[HTTPS-Everywhere] Draft specification for file used to check for ruleset updates

Red redwire at riseup.net
Thu Jun 12 17:08:04 PDT 2014


On 2014-06-12, 12:11 PM, Yan Zhu wrote:
> On 06/12/2014 08:57 AM, Red wrote:
>> On 2014-06-12, 7:18 AM, Jacob Hoffman-Andrews wrote:
>>>> Instead of hashing a stringified version of the `update` object
>>> directly, we could sort an array of the keys in the update object and
>>> then create an array of key, value pairs in the sorted-key order.
>>>
>>> Presumably, we would also want to recursively sort any sub-objects in
>>> the update object? What encoding do we use to serialize the update
>>> object for signing?
>> We actually sign the hash of `updateObj.update` (that is, the flat
>> update object inside the outer object).  You can see what I've done to
>> handle this automatically in the utility I built to handle most of the
>> process of creating the update.json file contents:
>> https://github.com/redwire/https-everywhere/commit/eaff57798a5682ec6171ef5c86a65df8b06c174b
>>
>> As I mentioned in my previous email, because we have decided not to use
>> a nested structure for the update object and are instead going to serve
>> different update.json files from different URLs, there isn't currently a
>> need to recursively convert objects inside `update` to a list of key,
>> value pairs.  If that changes at some point, it wouldn't be hard to
>> implement, though.
> That still leaves open the question of how to serialize the array of
> keys. As mentioned before, there is no guarantee that JSON.stringify is
> deterministic across versions/environments.
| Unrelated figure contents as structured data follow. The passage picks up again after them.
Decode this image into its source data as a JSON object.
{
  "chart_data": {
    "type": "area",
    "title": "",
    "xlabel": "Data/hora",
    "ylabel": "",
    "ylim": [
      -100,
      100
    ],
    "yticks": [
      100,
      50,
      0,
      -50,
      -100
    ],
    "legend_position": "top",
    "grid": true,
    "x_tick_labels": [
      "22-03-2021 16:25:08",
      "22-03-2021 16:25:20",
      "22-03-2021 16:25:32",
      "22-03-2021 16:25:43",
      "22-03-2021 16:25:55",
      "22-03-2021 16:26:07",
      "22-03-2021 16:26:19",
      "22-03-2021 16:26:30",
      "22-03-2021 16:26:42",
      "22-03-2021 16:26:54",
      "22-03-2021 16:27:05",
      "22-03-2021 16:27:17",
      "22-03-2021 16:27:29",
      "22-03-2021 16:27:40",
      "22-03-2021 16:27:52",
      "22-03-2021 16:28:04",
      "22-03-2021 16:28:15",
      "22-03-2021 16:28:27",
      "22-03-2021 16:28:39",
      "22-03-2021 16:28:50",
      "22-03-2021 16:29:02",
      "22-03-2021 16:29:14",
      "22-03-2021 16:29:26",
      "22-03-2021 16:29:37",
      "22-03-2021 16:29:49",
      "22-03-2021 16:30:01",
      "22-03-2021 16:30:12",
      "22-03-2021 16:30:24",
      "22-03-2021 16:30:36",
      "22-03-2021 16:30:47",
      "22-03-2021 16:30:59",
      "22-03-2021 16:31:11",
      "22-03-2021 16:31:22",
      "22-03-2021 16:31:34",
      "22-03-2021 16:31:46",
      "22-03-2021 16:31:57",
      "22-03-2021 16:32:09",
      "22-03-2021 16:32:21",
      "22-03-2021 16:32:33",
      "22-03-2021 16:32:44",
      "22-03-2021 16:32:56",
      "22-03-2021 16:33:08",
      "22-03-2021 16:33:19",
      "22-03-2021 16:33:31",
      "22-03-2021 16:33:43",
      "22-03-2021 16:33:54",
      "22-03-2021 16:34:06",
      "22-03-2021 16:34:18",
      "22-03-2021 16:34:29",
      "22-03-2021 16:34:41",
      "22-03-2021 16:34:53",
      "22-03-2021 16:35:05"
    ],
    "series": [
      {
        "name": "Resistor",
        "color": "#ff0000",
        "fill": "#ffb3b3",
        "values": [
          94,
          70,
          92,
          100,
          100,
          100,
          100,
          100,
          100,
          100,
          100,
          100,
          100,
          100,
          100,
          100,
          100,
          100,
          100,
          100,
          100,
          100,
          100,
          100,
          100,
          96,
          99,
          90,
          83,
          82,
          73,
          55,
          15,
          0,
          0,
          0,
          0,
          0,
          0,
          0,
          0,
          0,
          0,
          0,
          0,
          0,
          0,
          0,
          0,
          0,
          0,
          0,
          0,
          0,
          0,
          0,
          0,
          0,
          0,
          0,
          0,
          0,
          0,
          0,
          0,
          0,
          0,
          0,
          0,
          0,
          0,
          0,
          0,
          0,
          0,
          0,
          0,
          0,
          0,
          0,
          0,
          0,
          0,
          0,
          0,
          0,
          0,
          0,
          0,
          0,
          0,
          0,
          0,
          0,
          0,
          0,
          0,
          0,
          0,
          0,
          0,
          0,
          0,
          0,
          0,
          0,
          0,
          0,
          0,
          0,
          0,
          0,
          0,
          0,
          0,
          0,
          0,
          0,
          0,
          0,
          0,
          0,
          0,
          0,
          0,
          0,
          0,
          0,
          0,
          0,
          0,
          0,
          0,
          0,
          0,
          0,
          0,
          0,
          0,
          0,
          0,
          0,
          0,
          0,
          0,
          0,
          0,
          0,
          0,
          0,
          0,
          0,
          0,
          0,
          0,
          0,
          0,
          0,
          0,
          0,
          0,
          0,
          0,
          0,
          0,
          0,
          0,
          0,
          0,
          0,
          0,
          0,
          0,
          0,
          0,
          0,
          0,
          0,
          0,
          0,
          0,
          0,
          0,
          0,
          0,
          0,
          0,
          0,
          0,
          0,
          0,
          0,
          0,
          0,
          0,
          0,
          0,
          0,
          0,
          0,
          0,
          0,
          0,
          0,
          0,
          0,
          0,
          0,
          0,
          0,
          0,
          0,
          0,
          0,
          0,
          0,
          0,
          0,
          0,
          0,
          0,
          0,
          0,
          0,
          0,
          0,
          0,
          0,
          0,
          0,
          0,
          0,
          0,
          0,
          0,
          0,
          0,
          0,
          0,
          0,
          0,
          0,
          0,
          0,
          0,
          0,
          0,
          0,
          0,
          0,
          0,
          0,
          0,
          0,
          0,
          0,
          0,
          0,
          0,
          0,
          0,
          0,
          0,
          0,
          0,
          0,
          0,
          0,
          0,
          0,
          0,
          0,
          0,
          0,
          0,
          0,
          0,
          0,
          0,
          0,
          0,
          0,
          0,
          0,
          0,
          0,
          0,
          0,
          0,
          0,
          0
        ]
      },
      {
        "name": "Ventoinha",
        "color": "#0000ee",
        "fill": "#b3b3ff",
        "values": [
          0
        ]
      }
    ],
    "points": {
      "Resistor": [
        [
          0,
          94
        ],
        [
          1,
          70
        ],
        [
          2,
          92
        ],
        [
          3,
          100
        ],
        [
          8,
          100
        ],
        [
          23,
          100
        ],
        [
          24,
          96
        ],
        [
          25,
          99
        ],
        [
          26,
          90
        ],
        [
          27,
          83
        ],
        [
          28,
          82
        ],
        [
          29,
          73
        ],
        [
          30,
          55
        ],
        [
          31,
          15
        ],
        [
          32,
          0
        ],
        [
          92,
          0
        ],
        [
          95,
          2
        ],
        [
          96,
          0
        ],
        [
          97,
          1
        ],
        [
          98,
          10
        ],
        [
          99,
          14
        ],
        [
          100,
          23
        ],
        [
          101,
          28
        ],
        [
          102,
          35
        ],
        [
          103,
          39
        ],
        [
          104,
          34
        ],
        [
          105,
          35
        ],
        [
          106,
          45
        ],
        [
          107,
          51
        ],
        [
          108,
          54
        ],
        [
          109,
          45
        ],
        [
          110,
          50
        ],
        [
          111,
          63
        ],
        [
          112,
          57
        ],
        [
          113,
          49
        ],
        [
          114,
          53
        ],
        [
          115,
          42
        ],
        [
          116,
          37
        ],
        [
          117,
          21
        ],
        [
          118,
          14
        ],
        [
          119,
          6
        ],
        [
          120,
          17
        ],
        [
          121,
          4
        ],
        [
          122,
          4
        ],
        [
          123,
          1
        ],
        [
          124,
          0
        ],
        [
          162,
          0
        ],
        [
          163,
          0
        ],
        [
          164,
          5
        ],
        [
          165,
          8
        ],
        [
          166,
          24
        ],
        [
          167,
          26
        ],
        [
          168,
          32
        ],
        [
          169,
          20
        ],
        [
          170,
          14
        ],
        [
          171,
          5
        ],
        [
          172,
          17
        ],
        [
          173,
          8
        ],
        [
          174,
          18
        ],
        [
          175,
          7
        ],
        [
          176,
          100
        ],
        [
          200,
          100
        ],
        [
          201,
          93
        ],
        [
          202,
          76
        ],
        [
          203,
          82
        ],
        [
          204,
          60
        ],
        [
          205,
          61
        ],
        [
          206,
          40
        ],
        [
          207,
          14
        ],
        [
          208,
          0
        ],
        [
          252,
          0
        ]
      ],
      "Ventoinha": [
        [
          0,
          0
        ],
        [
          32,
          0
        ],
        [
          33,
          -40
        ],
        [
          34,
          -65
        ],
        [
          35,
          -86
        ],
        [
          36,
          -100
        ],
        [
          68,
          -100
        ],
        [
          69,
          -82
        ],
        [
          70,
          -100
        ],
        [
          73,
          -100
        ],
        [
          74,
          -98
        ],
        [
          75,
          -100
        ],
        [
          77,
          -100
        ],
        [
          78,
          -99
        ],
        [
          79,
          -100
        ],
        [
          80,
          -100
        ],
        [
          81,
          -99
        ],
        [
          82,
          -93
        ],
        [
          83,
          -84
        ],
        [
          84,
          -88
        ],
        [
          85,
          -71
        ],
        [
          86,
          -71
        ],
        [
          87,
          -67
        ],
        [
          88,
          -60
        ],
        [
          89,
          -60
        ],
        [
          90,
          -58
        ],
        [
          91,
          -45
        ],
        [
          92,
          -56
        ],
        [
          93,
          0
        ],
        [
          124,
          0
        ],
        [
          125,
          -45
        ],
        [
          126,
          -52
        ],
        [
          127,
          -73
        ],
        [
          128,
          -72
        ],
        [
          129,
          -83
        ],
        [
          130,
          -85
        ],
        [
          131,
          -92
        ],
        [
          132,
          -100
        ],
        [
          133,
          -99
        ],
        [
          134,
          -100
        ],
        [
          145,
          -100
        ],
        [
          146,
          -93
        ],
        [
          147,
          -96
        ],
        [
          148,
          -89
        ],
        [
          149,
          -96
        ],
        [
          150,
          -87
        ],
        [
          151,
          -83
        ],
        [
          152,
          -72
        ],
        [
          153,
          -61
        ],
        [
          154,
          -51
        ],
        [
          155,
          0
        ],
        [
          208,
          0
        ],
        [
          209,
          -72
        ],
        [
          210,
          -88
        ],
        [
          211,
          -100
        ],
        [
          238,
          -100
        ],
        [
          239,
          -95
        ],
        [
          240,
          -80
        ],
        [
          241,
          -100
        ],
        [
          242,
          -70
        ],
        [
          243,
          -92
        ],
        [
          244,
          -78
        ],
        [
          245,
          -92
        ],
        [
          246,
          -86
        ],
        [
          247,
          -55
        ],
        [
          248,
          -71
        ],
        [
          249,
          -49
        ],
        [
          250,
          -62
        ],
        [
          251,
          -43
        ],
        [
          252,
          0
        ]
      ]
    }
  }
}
A quick Goog. search
> suggests that various people have come up with variously-convoluted
> solutions to this problem, including in more-or-less in the way you've
> mentioned:
> https://stackoverflow.com/questions/8931967/is-there-a-deterministic-equivalent-of-json-stringify
>
> It might be a pain to always make sure that our js object serialization
> code gives the same result across different Firefox releases, for instance.
>
> Given this, I'm leaning toward Jacob's solution of taking the signature
> over the raw bytes in the update JSON file, either as the first line in
> the update file or as a detached .sig.
If we were to serve a separate file containing the signature over the
raw bytes of the update.json file, wouldn't we also need to provide some
assurance that the contents of that file haven't been falsified, i.e.,
have a hash available or something, as well? I might not understand the
security requirements in this case well enough, but I get the impression
that this would effectively lead us to an infinite loop of fetching a
file with some verification data, and then needing a new file to provide
proof of the validity of that data and so on.

As I understand our requirements, appending the signature to the first
line of update.json might work out, since it'll be a signature of the
content to follow and shouldn't be tamper-able.